For over 2,000 years, aspirin (willow root) has been used to treat a variety of conditions (Jones, 2011). More recently, it has been used to treat everything from chronic pain to prevention of heart attacks, strokes, and clot formation (Whitlock et al., 2015). Now, there are substantial reports that aspirin can reduce the risk of a variety of cancers when taken on a daily basis for extended periods of time (Rothwell et al., 2011). With this further increase in aspiring use comes the potential for increases in patients suffering from gastritis (Baron et al., 2013).

Historically, it has been shown that aspirin leads to modulations in the level of mucous production and that this reduction in mucous may be responsible for the increase in erosions of the lining and the associated gastric bleeds (Lanas et al., 2011).

In the present study, we wished to address another potential adverse effect of aspirin namely that it acts as a secretagogue and leads to acid secretion from the gastric glands.

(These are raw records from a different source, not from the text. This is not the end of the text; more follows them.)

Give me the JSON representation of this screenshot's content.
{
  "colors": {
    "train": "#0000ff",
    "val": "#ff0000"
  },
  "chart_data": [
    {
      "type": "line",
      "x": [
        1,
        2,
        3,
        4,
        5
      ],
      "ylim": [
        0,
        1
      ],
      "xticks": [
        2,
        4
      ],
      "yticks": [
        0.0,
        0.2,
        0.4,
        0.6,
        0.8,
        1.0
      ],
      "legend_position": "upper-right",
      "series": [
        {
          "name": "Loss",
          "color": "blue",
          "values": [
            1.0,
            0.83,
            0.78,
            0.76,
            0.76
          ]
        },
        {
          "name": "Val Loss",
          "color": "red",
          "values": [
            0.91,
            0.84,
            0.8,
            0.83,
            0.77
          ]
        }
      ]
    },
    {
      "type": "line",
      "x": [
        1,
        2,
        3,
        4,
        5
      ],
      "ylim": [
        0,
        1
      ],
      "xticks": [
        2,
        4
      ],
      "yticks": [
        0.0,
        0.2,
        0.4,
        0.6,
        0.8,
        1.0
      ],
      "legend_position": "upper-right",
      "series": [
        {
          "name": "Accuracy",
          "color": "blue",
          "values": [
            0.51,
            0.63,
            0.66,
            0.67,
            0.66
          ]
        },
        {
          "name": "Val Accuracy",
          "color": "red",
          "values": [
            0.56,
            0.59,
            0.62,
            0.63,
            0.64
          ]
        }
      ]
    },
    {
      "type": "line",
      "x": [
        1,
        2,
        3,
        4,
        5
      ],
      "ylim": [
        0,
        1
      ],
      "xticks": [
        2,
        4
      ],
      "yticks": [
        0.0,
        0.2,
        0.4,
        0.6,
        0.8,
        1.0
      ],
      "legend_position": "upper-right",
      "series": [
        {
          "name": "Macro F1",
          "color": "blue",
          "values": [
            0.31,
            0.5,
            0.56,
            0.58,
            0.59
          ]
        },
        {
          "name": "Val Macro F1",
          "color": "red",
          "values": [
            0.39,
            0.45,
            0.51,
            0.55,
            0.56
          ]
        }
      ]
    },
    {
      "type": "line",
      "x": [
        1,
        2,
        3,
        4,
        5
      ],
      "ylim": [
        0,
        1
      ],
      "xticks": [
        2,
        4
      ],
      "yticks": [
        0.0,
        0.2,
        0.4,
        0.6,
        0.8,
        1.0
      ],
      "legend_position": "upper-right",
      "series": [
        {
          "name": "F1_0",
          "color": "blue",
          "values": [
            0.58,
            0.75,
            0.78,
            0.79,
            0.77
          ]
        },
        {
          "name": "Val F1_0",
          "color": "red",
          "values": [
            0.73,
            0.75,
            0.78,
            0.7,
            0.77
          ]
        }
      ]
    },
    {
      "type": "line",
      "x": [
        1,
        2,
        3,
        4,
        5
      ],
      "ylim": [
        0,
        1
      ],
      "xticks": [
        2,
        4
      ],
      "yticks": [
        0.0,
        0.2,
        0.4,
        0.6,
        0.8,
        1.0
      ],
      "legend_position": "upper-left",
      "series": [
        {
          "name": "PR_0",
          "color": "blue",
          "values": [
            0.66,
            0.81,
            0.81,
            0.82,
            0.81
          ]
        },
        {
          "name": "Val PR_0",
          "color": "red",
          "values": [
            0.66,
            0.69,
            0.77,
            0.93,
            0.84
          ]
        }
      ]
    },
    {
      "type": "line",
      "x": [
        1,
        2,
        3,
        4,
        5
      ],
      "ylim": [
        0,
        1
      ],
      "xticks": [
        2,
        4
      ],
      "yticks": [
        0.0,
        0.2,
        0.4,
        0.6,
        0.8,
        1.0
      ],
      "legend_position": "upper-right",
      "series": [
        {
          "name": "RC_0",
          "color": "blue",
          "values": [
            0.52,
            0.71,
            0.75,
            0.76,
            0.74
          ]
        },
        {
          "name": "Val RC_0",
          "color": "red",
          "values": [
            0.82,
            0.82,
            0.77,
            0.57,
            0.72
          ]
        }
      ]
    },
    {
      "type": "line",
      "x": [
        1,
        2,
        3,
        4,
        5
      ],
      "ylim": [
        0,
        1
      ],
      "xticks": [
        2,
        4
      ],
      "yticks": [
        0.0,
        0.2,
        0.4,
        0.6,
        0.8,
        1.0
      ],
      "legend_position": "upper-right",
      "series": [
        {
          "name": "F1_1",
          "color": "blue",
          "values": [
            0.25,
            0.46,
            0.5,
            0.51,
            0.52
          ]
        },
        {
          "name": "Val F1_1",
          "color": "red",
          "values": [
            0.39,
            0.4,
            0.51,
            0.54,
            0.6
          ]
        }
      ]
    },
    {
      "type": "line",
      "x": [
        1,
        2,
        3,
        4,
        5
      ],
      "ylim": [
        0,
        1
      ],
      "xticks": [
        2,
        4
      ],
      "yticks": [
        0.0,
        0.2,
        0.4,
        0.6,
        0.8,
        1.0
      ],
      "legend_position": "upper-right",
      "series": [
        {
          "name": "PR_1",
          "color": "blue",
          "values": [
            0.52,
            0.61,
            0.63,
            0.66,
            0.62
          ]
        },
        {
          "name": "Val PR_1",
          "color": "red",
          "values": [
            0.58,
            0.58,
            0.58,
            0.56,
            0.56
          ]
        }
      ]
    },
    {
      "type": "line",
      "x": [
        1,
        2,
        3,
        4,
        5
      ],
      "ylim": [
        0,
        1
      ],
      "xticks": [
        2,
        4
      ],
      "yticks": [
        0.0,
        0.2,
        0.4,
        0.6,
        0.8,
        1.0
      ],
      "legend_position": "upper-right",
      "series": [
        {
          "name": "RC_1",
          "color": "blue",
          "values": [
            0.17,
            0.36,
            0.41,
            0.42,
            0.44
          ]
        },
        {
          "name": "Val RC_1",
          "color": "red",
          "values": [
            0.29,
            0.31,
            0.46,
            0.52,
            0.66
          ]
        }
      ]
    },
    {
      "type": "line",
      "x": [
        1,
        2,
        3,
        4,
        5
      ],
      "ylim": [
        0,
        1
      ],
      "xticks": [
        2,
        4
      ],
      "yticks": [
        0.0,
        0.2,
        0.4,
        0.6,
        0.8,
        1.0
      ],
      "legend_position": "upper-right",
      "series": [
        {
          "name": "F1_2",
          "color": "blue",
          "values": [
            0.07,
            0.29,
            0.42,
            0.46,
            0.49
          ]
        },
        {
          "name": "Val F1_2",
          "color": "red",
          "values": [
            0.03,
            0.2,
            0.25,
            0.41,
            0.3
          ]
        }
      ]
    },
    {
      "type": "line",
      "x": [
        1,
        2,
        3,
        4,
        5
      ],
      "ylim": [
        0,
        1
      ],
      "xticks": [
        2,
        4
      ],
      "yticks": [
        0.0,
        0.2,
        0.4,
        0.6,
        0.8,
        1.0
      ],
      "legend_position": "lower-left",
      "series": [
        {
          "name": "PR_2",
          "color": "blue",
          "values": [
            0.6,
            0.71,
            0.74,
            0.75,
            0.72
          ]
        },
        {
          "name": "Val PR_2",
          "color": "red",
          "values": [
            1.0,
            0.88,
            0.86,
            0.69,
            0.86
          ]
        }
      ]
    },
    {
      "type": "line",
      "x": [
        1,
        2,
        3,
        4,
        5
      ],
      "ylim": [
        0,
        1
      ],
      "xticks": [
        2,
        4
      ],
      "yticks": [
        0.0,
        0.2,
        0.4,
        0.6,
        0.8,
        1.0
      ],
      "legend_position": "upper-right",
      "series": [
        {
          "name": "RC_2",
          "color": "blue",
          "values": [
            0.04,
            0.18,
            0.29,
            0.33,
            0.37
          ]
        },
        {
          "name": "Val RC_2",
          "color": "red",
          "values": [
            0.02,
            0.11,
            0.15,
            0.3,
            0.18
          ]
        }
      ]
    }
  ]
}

Using an isolated gastric gland preparation, we examined the effects of aspirin delivered to the basolateral membrane of the glands (blood side). When 10 μM aspirin was added to the basolateral perfusate, we observed a significant increase in acid secretion suggesting that as aspirin levels rise in the blood stream they can induce acid secretion even in the absence of the classical secretagogues.

To examine the mechanism, we looked at the NOS pathway as aspirin is known to cause an upregulation in NO production that would lead to activation of the gastric H+, K+-ATPase (See Figure 3). This hypothesis was further confirmed in the studies shown in Figures 3 and 4 where we employed the NOS inhibitors L-NAME and ODQ (a specific NOS inhibitor). In both cases, there was a complete cessation in aspirin-induced acid secretion.

Our study now shows that should a patient be considered “aspirin sensitive” in that they have acute gastritis that suggesting an enteric aspirin may no longer be sufficient to protect from gastric erosion. We conclude that elevations of aspirin in the bloodstream can lead to acid secretion as aspirin can directly activate the parietal cells via the NO pathway. For these reasons, patients wishing to have the beneficial effects of aspirin should consider the inclusion of agents to block acid secretion.

Ethics Statement

This study was carried out in accordance with the recommendations of Institutional Animal Care and Use Committee at Yale University. The protocol was approved by the Institutional Animal Care and Use Committee at Yale University.

Author Contributions

AK was responsible for conducting the experiments, discussing the data, writing the manuscript, constructing the figures, interpretation of the data, and statistical analysis. FF was responsible for conducting the experiments, discussing the data, and statistical analysis. AL was responsible for constructive review of the final manuscript. JG was responsible for experimental design, obtaining funding for the study, interpretation of the data, and review of the final manuscript.

Conflict of Interest

The authors declare that the research was conducted in the absence of any commercial or financial relationships that could be construed as a potential conflict of interest.